OpenAI pointed out that there could be subtle differences between GPT-3.5 & GPT-4. It explained that the difference is made when the task complexity reaches a certain threshold. GPT-4 is more creative and reliable than GPT-3.5 and can take on more complex instructions.
GPT-4 is also more customizable than its predecessor. OpenAI explained that instead of the traditional ChatGPT personality, which has a fixed tone, voice, and style, developers can now specify the style and task they want for their AI by using the “system message”. System messages enable API users to personalize their users’ experiences within certain limits.
However, API users will need to wait in order to test the feature. They will also be limited access to GPT-4 by a waitinglist.
OpenAI admitted that GPT-4 is not as capable as the older GPT models. It is still not 100% reliable. It “hallucinates” facts, and makes reasoning mistakes.
OpenAI advised that language model outputs should be used with great care, especially in high-stakes situations.
GPT-4 also has the potential to be incorrect in its predictions. It doesn’t take care to double-check work when it is likely to make mistakes.
Over the weekend, anticipation was high for the release of GPT after a German Microsoft executive suggested that a text to video capability be included in the final package.
Andreas Braun, chief technology officers for Microsoft Germany, stated that GPT-4 will be introduced next week.
Rob Enderle, president of the Enderle Group and principal analyst, said that text-to-video could be disruptive. He is also president and chief analyst at the Enderle Group advisory services firm in Bend.
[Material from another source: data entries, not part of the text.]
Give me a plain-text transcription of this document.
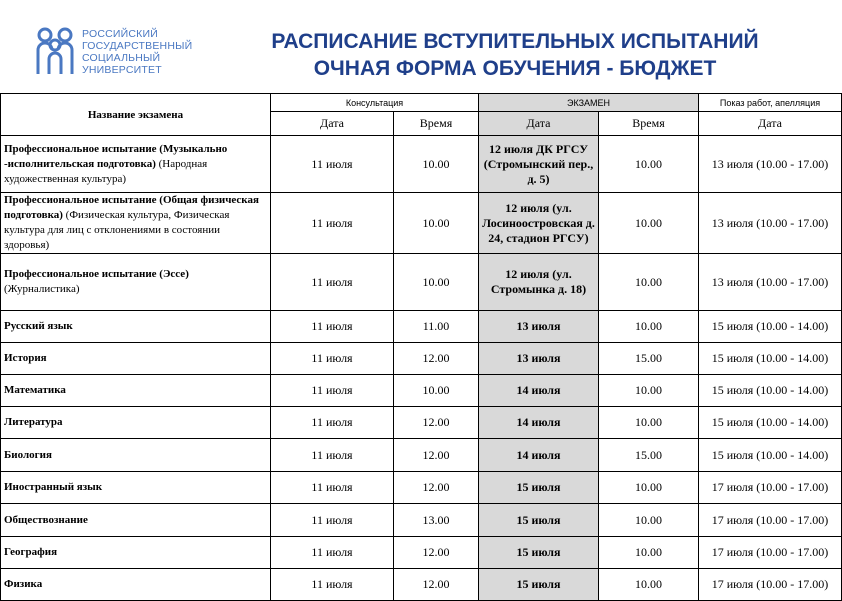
РОССИЙСКИЙ
ГОСУДАРСТВЕННЫЙ
СОЦИАЛЬНЫЙ
УНИВЕРСИТЕТ
РАСПИСАНИЕ ВСТУПИТЕЛЬНЫХ ИСПЫТАНИЙ
ОЧНАЯ ФОРМА ОБУЧЕНИЯ - БЮДЖЕТ
Название экзамена	Консультация		ЭКЗАМЕН		Показ работ, апелляция
	Дата	Время	Дата	Время	Дата
Профессиональное испытание (Музыкально -исполнительская подготовка) (Народная художественная культура)	11 июля	10.00	12 июля ДК РГСУ (Стромынский пер., д. 5)	10.00	13 июля (10.00 - 17.00)
Профессиональное испытание (Общая физическая подготовка) (Физическая культура, Физическая культура для лиц с отклонениями в состоянии здоровья)	11 июля	10.00	12 июля (ул. Лосиноостровская д. 24, стадион РГСУ)	10.00	13 июля (10.00 - 17.00)
Профессиональное испытание (Эссе) (Журналистика)	11 июля	10.00	12 июля (ул. Стромынка д. 18)	10.00	13 июля (10.00 - 17.00)
Русский язык	11 июля	11.00	13 июля	10.00	15 июля (10.00 - 14.00)
История	11 июля	12.00	13 июля	15.00	15 июля (10.00 - 14.00)
Математика	11 июля	10.00	14 июля	10.00	15 июля (10.00 - 14.00)
Литература	11 июля	12.00	14 июля	10.00	15 июля (10.00 - 14.00)
Биология	11 июля	12.00	14 июля	15.00	15 июля (10.00 - 14.00)
Иностранный язык	11 июля	12.00	15 июля	10.00	17 июля (10.00 - 17.00)
Обществознание	11 июля	13.00	15 июля	10.00	17 июля (10.00 - 17.00)
География	11 июля	12.00	15 июля	10.00	17 июля (10.00 - 17.00)
Физика	11 июля	12.00	15 июля	10.00	17 июля (10.00 - 17.00)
TechNewsWorld’s He said that the technology could dramatically change how movies and TV programs are made, as well as how news programs are formatted. It also allows for user customization.
Enderle pointed out that the technology could be used to create storyboards using drafts of scripts. “This technology will mature and become closer to a final product as it matures.”
Greg Sterling, cofounder of Near Media (a news, commentary and analysis website), stated that text-to-video apps still create basic content.
TechNewsWorld’s he said that text-to-video could be disruptive because it will allow for more video content to be created at low, or even almost zero cost.
He said, “The quality and efficacy of that video is another matter.” “But I think some of it will still be decent.”
He said that explainers and basic information would be good candidates for text to video.
He said, “I can imagine that some agencies use it to create videos for SMBs to use in their sites or YouTube for ranking purposes.”
He said, “It won’t be good — at minimum at the beginning — at any brand content,” he added. “Social media content is another possible use. YouTube creators will use it to produce volume for views and ad revenues.
Deepfakes are not to be trusted
ChatGPT has shown us that technology such as text-to-video can pose dangers.
“The most dangerous uses cases, as with all tools like these, are the garden variety scams that impersonate people to relatives or attacks upon particularly vulnerable persons and institutions,” stated Will Duffield, a policy analysis specialist at the Cato Institute, which is a Washington, D.C. think-tank.
Duffield, however, dismissed the idea of text-to-video being used to create effective “deepfakes.”
He explained that well-resourced attacks such as the Russian deepfake Zelenskyy’s surrendering last year have failed because there is enough context and expectation to disprove it.
He said, “We have very clear notions about who public figures are, their motivations, and what we can expect of them to do.” “So, when media portrays them acting in an unusual way, or that isn’t consistent with these expectations, it’s likely that we will be very critical of it.”